Dio mi ha dato la forza e la voce per vivere e per arrivare fino a qua. Nelle mie cadute e nei miei errori ho spesso trovato la sua mano, che mi ha aiutato a rialzarmi. Fin quando questo accadrà, continuerò lungo la mia strada… Ti verrà quindi naturale comprendere la mia necessità di essere e di scrivere "per la parte debole del mondo", qualche volta disegnando visioni e speranze di umana redenzione.

Un rocker "solitario", così ti sei definito in più di un'occasione. Un percorso iniziato alla fine degli anni ottanta al cospetto di una major, la fama, le luci dei riflettori, poi mille difficoltà e una forza d'animo incredibile che ti ha permesso di calibrare meglio le tue doti e di fare la tua musica senza intromissioni. Qual è la differenza principale tra il Massimo Priviero di San Valentino e quello di oggi?

Ballano vent'anni… consapevolezze che si aggiungono, scelte che si fanno, valori che decidi di continuare a difendere senza metterli in vendita. L'essenza, tuttavia, non è cambiata. Così come rimango il "rocker solitario" al quale hai accennato. Il concetto di "solitudine forte e cercata" mi appartiene molto, questo è quel che ero da ragazzo e ai tempi di San Valentino, questo è quel che sono ancora oggi, una ventina d'anni dopo. Poi, la solitudine è la necessità naturale di un uomo che scrive, che compone, di un musicista come di un falegname. La condivisione avviene nel momento in cui comunichi mostrando al prossimo quello che hai fatto, sperando che possa apprezzarlo e che gli regali emozione. Ecco, in quel momento dividi la tua necessità di solitudine e il valore che questa può avere per te. Accanto a questo, come puoi immaginare, c'è la difficoltà di muoversi in un mondo che certo non va nella direzione che ti augureresti.

Quali sono i collaboratori che in qualche modo hanno lasciato un segno nel tuo percorso artistico e umano?

Tutti quelli che in qualche modo mi hanno affiancato, con amore e con forza. Impossibile citarli tutti, impossibile stabilire un ordine di importanza, andrebbero da Steve Van Zandt fino allo splendido pianista che collabora con me da alcuni anni, Onofrio Laviola.
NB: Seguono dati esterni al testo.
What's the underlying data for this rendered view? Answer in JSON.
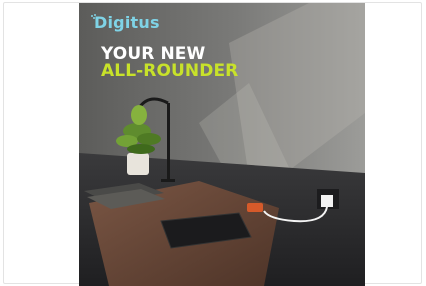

Ma credimi, ce ne sono tanti… musicisti, ovviamente, e non solo.

Una particolare menzione per i tre inediti. Il primo, Lettera al figlio, è un brano ispirato a una poesia di Rudyard Kipling. Una canzone che cresce per poi esplodere a livello strumentale ed emozionale. Vivere è un manifesto vibrante, un brano in perfetto stile Priviero che unisce speranza e presa di coscienza. Splenda il sole, invece, è la canzone che mi ha più impressionato, una dedica al "mite resistente" Alexander Langer, una poesia in musica, delicata ed energica al tempo stesso, che molte stazioni radiofoniche dovrebbero far ascoltare da mattina a sera, per far capire a tutti, giovani generazioni comprese, di che pasta è fatta la musica vera. Tutto questo sta a significare che la tua ispirazione è più fresca che mai, e che senz'altro saprai sorprenderci ancora…

Ti ringrazio. Le canzoni hanno questo tratto comune di umana resistenza e questa necessità di poesia che fa da filo conduttore un po' a tutto quel che scrivo. Sono canzoni che ritengo vadano a completare nel modo migliore il live… ma mi fermo qui, credo che bastino le tue parole.

Parliamo un po' dei tuoi progetti a breve scadenza, ho sentito parlare di un album acustico, solo chitarra e armonica… cosa c'è di vero?

È quel che ho in testa di fare e che credo farò in futuro. Tuttavia, è anche presto per parlarne, si tratta di qualcosa che maturerà nei prossimi tempi. Credo proprio che andrò verso un progetto del genere, magari te lo racconterò nei prossimi tempi. Intanto, un abbraccio forte.